At the time that Sontag was writing, the fad in alternative cancer treatment was psychotherapy for the patient's supposed "cancer personality". According to these proponents, patients brought cancer upon themselves by having a resigned, repressed, inhibited personality (which contrasted with the tuberculosis patient, who was seen as passionate and creative). By undergoing the often blame-filled psychotherapy offered by some groups, such as the Simonton Center, the patient would overcome cancer by consciously choosing to give up the emotional benefits he or she created the cancer for, and be healed.[5] Others have taken her idea further, showing not that there is a real "cancer" behind the metaphors, but that all we have is metaphor—even in science—to understand the behavior of a disease that remains mysterious.[6]
The work was originally published as three long essays in the New York Review of Books.[7] Some of the more inflammatory language was slightly toned down for republication. For example, what Sontag originally called the "inimitable looniness" of Wilhelm Reich's language was softened to the "inimitable coherence".[7]
While one of Sontag's widest read and most celebrated works,[8][9] Illness as Metaphor received mixed reviews.
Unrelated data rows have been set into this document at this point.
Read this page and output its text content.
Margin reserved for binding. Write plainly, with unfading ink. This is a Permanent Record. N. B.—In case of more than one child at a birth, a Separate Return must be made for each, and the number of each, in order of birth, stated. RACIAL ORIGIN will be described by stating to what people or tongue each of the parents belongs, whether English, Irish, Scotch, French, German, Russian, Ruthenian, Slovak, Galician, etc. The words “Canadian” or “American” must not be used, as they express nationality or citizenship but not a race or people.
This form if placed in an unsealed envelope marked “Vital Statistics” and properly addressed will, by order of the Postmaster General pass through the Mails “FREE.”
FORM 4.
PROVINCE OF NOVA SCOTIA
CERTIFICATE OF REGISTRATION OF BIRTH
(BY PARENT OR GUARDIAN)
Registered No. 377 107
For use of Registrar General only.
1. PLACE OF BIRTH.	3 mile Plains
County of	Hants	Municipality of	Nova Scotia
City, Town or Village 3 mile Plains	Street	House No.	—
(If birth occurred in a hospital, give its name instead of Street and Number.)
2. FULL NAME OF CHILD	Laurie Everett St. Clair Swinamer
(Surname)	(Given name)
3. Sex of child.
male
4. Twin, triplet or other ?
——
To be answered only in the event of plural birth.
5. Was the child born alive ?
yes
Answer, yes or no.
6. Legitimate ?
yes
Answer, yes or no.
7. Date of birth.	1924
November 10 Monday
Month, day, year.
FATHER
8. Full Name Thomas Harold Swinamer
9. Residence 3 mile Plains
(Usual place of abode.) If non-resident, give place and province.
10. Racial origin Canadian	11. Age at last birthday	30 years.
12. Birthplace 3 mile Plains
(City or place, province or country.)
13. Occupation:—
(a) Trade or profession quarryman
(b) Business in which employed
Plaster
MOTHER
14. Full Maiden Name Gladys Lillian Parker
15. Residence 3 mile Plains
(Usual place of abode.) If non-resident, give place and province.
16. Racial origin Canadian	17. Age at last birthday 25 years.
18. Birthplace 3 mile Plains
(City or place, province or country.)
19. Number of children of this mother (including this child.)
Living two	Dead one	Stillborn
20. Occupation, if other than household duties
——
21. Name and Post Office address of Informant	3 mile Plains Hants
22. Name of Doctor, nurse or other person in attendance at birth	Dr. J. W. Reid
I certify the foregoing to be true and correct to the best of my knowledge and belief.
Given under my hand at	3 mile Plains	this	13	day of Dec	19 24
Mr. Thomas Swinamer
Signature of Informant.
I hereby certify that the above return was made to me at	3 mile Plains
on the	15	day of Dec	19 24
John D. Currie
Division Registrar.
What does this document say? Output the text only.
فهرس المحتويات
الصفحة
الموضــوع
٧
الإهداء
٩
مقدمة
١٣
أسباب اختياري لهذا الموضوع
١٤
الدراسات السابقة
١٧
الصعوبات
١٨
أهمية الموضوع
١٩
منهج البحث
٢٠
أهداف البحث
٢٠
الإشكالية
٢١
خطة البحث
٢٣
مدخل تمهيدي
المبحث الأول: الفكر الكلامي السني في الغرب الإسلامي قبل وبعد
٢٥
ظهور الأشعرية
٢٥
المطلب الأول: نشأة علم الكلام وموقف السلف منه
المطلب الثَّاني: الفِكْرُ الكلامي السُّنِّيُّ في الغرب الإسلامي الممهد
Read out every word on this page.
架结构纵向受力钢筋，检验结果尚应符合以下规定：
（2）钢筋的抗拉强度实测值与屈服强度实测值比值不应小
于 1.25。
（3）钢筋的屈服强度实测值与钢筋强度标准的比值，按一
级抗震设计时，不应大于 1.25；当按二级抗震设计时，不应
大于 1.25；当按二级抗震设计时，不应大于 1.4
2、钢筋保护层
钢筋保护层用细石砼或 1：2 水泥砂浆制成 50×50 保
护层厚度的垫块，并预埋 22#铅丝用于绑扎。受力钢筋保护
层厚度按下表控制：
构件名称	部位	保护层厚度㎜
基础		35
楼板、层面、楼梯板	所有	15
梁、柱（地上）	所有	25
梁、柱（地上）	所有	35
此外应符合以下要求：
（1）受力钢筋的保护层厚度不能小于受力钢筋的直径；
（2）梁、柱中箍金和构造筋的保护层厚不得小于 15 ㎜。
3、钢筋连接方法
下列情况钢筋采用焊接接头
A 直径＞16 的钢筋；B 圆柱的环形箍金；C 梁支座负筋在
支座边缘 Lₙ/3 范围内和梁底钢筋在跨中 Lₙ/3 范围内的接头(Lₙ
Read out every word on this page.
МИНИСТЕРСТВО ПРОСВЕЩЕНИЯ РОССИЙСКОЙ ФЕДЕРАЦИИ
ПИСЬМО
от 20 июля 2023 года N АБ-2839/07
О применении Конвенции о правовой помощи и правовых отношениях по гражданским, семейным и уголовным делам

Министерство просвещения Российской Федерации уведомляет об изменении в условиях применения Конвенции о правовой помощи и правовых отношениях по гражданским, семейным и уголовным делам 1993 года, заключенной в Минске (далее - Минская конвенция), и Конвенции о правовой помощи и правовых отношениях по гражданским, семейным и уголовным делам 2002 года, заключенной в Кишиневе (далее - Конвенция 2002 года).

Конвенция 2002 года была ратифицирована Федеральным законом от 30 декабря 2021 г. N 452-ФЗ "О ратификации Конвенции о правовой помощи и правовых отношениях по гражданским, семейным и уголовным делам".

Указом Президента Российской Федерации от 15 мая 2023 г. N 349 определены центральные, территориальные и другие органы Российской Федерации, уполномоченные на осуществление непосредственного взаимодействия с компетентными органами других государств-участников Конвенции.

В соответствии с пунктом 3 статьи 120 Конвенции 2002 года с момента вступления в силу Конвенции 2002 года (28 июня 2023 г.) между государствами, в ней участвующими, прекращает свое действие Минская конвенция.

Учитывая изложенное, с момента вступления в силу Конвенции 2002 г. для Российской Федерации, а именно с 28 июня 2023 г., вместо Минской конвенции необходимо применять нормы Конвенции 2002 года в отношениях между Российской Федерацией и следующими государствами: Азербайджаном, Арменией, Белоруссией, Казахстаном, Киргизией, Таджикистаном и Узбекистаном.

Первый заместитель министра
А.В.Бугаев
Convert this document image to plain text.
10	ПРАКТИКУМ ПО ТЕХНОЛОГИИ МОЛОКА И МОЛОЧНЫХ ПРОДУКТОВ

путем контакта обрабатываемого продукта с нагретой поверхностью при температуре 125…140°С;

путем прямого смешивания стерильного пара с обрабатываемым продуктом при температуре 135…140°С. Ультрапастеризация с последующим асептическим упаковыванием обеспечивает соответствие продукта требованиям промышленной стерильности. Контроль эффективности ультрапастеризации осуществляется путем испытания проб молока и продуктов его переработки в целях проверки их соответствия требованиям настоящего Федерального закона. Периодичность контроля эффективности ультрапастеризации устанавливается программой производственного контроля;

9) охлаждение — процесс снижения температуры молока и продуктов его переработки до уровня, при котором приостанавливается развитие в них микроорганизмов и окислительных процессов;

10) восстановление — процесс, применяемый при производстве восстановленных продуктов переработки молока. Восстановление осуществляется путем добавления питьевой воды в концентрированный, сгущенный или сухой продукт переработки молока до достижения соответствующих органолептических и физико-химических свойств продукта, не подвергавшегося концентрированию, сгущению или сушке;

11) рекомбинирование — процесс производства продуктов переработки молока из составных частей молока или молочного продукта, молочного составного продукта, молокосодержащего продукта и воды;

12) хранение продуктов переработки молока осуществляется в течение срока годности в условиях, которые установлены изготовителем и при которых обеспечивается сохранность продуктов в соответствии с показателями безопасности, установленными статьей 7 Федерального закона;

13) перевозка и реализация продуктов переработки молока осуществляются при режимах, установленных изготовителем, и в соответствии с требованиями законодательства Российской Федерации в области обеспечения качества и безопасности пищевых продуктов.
Kirkus Reviews called it "a small, liberating book that could become the cancer patient's Common Sense."[10]
The literary critic Denis Donoghue of The New York Times gave the book a negative review, describing it as "a deeply personal book pretending for the sake of decency to be a thesis." He added:
As an argument, it seems to me strident, unconvincing as it stands, a prosecutor's brief that admits nothing in defense or mitigation. The brief is too brief to be just. So the reader is left with a case not fully made but points acutely established; enough, at any rate, to make him feel not only that he must in future watch his language but, with the same vigilance, watch his attitudes, prejudices, spontaneities.[7]
Despite this criticism, Donoghue also writes, "If I wanted to see a fine discrimination made, with precisely the right degree of allowance for and against, I wouldn't ask Miss Sontag to supply it. She would be bored by the request. But if I badly wanted to win, at nearly any cost, I would do anything to have Miss Sontag on my side." It is not clear, then, whether Donoghue is disdainful, admiring, or merely jealous of Sontag's persuasive writing.[original research?]
The literary critic and frequent Sontag detractor Camille Paglia described the book as "clumsy and ponderous, like a graduate-school seminar paper."[11]